TSE libera dados da eleição para o PSDB realizar auditoria própria
Por unanimidade, o Tribunal Superior Eleitoral aceitou nesta
terça-feira liberar ao PSDB acesso aos arquivos eletrônicos e demais
documentos referentes à totalização dos votos da eleição presidencial.
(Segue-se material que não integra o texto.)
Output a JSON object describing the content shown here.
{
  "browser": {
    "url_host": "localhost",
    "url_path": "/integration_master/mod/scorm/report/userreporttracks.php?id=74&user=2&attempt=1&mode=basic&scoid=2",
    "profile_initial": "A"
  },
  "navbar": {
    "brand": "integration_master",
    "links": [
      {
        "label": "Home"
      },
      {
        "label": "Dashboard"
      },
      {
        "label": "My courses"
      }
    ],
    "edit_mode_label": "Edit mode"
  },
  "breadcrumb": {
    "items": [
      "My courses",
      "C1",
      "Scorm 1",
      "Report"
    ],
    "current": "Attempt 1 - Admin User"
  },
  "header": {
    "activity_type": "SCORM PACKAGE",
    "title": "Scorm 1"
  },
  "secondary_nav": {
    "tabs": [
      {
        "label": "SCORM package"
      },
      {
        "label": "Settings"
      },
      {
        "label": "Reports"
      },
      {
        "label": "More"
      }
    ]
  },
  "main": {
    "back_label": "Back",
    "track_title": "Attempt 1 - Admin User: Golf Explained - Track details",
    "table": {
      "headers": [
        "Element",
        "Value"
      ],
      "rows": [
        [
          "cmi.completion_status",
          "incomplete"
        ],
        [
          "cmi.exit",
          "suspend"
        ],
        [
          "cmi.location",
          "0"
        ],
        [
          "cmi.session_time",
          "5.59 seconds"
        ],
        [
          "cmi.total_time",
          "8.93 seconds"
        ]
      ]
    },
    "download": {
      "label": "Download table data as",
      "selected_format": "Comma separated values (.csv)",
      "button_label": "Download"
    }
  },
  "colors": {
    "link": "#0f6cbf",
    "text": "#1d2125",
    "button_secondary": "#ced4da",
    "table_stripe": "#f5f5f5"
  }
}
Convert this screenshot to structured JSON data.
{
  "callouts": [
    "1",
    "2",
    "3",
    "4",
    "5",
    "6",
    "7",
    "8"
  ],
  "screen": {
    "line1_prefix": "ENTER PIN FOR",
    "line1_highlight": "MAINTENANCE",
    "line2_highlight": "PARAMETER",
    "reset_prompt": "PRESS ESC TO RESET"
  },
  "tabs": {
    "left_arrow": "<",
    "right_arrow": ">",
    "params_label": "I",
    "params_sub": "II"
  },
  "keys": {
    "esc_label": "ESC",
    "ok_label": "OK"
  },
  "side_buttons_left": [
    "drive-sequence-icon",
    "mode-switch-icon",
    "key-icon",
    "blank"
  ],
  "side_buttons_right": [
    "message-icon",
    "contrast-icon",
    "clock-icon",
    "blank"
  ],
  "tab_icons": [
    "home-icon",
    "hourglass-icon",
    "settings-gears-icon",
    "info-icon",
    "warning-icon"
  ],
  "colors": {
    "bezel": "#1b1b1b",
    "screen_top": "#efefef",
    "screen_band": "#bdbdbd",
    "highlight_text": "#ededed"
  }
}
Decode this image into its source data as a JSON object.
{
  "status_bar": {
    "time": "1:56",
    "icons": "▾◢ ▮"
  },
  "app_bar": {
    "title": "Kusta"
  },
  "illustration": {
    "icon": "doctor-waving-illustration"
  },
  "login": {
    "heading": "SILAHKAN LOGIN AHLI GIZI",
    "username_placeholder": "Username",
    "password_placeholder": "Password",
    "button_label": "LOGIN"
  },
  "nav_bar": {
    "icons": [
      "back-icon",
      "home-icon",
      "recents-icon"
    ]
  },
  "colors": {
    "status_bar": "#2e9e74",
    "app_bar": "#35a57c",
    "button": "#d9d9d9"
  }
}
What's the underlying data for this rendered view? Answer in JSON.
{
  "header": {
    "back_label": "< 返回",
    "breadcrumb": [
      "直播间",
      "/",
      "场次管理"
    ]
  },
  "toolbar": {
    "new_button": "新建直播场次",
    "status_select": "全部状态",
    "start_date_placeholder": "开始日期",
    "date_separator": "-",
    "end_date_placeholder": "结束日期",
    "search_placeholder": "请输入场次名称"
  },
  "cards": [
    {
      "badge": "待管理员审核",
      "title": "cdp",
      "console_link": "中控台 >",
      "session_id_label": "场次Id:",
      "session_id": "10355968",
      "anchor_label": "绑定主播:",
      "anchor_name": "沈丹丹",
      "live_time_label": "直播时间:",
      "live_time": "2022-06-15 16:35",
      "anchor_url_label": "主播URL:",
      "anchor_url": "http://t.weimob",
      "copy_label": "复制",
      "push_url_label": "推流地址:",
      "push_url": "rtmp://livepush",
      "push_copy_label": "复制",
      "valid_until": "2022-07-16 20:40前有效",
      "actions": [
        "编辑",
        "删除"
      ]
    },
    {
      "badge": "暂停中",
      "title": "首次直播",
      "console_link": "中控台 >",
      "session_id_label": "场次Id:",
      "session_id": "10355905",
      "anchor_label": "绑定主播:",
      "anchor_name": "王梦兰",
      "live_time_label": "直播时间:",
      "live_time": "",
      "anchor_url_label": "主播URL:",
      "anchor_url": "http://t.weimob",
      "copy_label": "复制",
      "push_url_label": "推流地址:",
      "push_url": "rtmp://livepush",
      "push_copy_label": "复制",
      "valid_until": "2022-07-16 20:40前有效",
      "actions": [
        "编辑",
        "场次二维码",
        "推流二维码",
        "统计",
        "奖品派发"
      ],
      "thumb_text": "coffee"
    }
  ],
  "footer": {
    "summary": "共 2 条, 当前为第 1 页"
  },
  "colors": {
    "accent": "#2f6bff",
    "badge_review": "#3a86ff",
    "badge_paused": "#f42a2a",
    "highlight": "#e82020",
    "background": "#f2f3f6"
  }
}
Com esses dados, os tucanos poderão realizar uma auditoria própria do
resultado. Ao saber da decisão do TSE, deputados tucanos comemoraram no
plenário da Câmara. A corte, porém, negou o pedido da sigla para
criar uma comissão multipartidária para auditar o pleito por entender
que o partido não tem legitimidade jurídica para atuar em nome de outras
legendas.
Ao aprovar a liberação dos arquivos ao PSDB, o presidente do TSE José
Dias Toffoli ressaltou que todos os procedimentos deferidos constam em
resoluções da corte que tratam da transparência do processo eleitoral e
estavam disponíveis antes da eleição. No segundo turno, o PSDB
foi derrotado pela presidente Dilma Rousseff por uma diferença de três
pontos.
Apesar de aprovar o fornecimento dos dados, Toffoli criticou os
argumentos usados pelos tucanos no pedido e afirmou que o PSDB não
apresentou indícios de fraude no pleito, limitando-se a relatar a
descrença de algumas pessoas no resultado da votação. O presidente da
corte garantiu a transparência das eleições e ressaltou que o
desenvolvimento dos programas usados na apuração das urnas esteve a
disposição, desde abril, de todos os partidos políticos, do Ministério
Público Eleitoral (MPE) e da Ordem dos Advogados do Brasil (OAB), desde o
momento em que começaram a ser elaborados.
Em seu voto, o ministro Gilmar Mendes defendeu que a Justiça
Eleitoral acabe com suspeitas de fraude no resultado nas eleições, mesmo
que sejam descabidas e levantadas por meio das redes sociais. Segundo o
ministro, o pedido do PSDB contribui para a pacificação do assunto.